Nella giornata di ieri, Di Maio, ospite del programma “L’Aria che tira”, su La7, aveva già chiuso la porta alla proposta di Di Battista lasciando intendere che, no, non sarà possibile nominare un successore in un Congresso stile vecchio partito. Anzi non ci sarà nessun successore. Verrà eletto l’ennesimo gruppo reggente che avrà il compito di tenere a bada i parlamentari più indisciplinati. In un’intervista rilasciata a Il Fatto Quotidiano, il politico pomiglianese sembra volersi riprendere la scena, offuscata in questi giorni dai due grandi ritorni. Spiega Di Maio: “Se ora nominassimo un capo servirebbe solo a traghettare il M5S e potrebbe deresponsabilizzare molti, spingendoli a sollevare problemi”. Molto meglio gli Stati Generali, che si occuperanno della struttura territoriale, e non certo della linea politica. E non cambierà poi molto data la grande influenza esercitata dallo stesso Di Maio che, da responsabile enti locali, ha gestito per anni le candidature sul territorio e per lo stesso Grillo, possessore del simbolo e garante.
E se l’ex capo politico parla del rischio di: “Accordo tra correnti basato sulla spartizione dei posti”, parlando di un ipotetico Congresso, ecco che viene a galla il timore di perdere tutto quello che – all’interno del M5S – si è costruito. Di Maio non teme che il lavoro del Governo – che vorrebbe (e non si sa come) dividere totalmente dalla struttura del gruppo – possa influenzare altre ribellioni in futuro. Cita il Reddito di Cittadinanza, il Decreto Dignità e Legge Spazzacorrotti, a riprova del grande lavoro svolto dal M5S su questo piano. Provvedimenti portati a casa in due diversi Governi in tre anni e tutti sotto la sua guida. Sarà un caso. E annuncia: “Il Movimento può governare l’Italia per i prossimi 20 anni”. Eppure i numeri remano contro: il crollo nei sondaggi è consistente e se il Premier Conte dovesse decidere di correre da solo alle prossime elezioni, il M5S potrebbe addirittura perdere il ruolo di ago della bilancia creatosi nel panorama politico italiano.

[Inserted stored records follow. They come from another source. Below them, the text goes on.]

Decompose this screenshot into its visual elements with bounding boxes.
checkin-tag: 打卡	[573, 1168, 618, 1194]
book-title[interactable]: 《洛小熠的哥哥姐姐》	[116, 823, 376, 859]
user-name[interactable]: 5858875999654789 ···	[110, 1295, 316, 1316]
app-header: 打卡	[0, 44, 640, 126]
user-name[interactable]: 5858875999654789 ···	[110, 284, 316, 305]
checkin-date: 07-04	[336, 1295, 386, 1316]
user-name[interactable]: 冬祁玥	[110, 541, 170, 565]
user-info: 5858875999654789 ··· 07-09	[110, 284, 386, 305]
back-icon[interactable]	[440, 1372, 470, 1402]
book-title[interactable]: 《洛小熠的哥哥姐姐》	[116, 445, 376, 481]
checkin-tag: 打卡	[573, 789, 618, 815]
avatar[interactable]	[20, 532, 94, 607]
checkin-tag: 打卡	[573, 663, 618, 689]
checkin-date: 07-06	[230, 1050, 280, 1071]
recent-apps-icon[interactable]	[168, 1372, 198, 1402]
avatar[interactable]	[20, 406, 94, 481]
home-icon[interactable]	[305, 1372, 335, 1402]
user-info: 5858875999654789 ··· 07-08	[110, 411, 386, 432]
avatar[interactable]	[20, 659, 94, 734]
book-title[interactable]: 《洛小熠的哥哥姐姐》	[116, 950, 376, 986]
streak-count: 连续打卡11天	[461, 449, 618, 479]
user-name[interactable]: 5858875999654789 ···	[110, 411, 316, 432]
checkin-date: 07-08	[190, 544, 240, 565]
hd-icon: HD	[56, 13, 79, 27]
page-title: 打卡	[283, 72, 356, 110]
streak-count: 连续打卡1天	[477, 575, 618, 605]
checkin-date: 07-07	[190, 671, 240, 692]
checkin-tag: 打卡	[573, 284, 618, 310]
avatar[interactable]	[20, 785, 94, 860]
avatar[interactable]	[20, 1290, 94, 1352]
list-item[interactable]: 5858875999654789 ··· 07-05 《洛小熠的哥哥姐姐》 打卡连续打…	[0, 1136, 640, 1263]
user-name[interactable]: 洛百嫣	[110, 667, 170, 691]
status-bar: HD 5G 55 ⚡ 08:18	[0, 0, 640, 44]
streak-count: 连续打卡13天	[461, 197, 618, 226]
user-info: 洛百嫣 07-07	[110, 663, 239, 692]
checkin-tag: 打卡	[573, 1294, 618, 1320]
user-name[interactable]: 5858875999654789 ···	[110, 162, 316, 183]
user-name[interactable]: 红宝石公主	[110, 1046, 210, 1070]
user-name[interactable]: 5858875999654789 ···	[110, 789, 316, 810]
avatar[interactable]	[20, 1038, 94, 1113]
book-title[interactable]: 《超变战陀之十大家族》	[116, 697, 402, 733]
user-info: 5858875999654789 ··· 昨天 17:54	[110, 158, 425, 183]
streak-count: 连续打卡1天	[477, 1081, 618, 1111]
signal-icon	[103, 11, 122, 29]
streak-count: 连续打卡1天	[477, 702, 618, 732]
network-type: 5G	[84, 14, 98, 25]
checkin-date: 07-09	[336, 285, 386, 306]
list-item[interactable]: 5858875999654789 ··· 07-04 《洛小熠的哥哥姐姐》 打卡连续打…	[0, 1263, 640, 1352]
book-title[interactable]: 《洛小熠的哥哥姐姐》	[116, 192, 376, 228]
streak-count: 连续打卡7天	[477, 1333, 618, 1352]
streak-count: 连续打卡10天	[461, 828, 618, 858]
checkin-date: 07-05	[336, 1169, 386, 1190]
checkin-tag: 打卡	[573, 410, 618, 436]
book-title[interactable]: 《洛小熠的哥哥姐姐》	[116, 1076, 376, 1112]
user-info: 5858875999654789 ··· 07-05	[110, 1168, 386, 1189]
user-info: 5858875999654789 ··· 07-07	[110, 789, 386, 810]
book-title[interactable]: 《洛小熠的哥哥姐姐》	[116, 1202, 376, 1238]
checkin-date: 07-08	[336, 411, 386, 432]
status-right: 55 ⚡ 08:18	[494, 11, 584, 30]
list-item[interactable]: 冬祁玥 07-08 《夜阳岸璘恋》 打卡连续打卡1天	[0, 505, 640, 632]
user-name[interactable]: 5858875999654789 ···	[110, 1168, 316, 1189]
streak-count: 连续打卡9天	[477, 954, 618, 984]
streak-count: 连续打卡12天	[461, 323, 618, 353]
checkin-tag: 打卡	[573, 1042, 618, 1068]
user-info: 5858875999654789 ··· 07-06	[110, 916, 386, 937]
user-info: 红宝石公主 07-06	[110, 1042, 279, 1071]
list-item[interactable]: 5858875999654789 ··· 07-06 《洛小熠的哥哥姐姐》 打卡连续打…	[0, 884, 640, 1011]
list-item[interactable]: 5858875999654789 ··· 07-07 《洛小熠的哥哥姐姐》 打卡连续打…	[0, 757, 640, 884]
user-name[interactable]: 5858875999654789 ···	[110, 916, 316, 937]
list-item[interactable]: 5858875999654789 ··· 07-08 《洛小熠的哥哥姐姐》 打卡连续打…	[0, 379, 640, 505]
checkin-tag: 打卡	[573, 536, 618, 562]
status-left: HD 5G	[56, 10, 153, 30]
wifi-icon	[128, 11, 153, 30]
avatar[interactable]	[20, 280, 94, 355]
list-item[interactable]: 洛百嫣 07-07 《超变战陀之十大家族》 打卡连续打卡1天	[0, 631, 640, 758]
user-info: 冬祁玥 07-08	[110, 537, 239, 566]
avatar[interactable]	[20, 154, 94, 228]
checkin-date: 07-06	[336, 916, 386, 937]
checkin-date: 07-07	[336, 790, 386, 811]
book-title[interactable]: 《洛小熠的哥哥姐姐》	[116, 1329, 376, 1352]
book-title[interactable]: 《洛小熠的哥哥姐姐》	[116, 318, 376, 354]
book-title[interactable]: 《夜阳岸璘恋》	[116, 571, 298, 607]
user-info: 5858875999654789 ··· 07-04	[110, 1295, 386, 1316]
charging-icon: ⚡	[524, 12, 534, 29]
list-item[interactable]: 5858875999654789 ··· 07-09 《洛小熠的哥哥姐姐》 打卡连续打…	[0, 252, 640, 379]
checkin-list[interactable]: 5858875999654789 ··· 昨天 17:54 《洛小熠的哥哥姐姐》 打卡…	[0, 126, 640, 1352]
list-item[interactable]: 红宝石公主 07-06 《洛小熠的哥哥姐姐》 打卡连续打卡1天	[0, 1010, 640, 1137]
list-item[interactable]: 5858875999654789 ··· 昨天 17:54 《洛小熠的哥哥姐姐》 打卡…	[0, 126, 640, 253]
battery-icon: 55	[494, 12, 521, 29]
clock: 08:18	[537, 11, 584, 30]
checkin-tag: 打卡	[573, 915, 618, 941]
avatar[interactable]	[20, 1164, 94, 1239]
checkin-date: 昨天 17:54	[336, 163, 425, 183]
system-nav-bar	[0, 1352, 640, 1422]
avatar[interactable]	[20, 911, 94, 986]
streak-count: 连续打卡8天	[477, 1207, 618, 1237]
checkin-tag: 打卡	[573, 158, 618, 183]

Ma sono tanti i problemi con gli alleati di Governo. Il primo nodo da sciogliere sarà il Mes – su cui è arrivato l’intervento anche di Grillo – e poi le già annunciate modifiche ai Decreti Sicurezza varati proprio dal M5S con la Lega nello scorso Esecutivo. Il leitmotiv è sempre lo stesso: trovare un punto di incontro. Che finisce, inevitabilmente, per favorire la parte più forte del tavolo, quella del Partito Democratico: “Sappiamo che i Decreti sono una sensibilità del Pd: sono certo che troveremo un punto di caduta”. Ma si potrà utilizzare la stessa passività anche in Europa, laddove i dissensi sono molto più ampi ed evidenti? Per Di Maio il Mes: “Rimane inadeguato, dobbiamo concentrarci sul Recovery Fund”, e nega il tentativo di rinviare a settembre la discussione, evitando implosioni in piena estate. La sensazione è che su questo tema difficilmente la mediazione possa giungere ad una conclusione soddisfacente per tutti. Il PD spinge per l’attuazione, in tempi brevi, spalleggiato da Italia Viva e da Leu. Se il M5S dovesse cedere, Di Battista diventerà qualcosa di molto più grande di un semplice problema di ordine interno, ma una mina vagante che potrebbe sentirsi legittimato (e spalleggiato) a riportare il Movimento agli anni pre-palazzo.